The UN has restarted its aid mission in the besieged rebel-held Old City of Homs, Syria, after hours of talks aimed at saving a truce between warring parties.
UN vehicles towed trailers of food into the city, and aid agencies prepared buses to transport fleeing civilians.
The current ceasefire deal is due to end late on Wednesday, but the regime has said it will allow an extension.
Hundreds were evacuated from the Old City after a truce was agreed last Friday, but more than 1,000 remain.
Red Crescent vehicles were attacked on their way to the Old City at the weekend, and their workers were briefly trapped.
Government troops have besieged Homs for 18 months.

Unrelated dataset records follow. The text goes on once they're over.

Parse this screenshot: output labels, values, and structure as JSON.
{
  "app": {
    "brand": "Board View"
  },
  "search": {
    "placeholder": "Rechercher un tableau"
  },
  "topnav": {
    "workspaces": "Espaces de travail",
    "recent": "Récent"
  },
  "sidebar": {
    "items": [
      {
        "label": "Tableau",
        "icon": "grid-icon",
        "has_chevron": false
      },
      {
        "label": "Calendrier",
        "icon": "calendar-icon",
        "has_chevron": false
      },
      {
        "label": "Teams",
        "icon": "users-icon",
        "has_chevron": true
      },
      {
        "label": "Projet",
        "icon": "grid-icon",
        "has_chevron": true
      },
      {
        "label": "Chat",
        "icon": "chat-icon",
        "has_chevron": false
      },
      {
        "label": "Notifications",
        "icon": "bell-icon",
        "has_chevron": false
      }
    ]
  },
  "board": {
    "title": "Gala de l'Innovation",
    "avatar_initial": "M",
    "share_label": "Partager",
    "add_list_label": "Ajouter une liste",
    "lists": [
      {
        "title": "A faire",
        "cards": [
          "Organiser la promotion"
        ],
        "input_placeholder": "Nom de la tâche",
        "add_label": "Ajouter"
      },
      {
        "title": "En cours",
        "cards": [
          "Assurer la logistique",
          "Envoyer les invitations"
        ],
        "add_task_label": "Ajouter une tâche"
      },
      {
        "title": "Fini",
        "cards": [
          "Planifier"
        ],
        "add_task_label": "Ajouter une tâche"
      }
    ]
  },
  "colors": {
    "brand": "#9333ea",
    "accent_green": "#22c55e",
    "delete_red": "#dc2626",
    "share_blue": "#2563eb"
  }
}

Evacuations over the weekend were facilitated by a three-day truce, which was then extended until Wednesday.
But the operation was suspended on Tuesday because of what UN and Syrian officials said were logistical reasons.
Homs governor Talal Barazi said the temporary truce could be extended further if necessary.
UN agencies have also expressed concern over the fate of dozens of men who were taken in by Syrian security personnel after they fled Homs.
UN rights spokesman Rupert Colville said it was “essential that they do not come to any harm”.
The detainees were being held at an abandoned school, the UN said.
The Syrian authorities said the screening was necessary to weed out “terrorists”.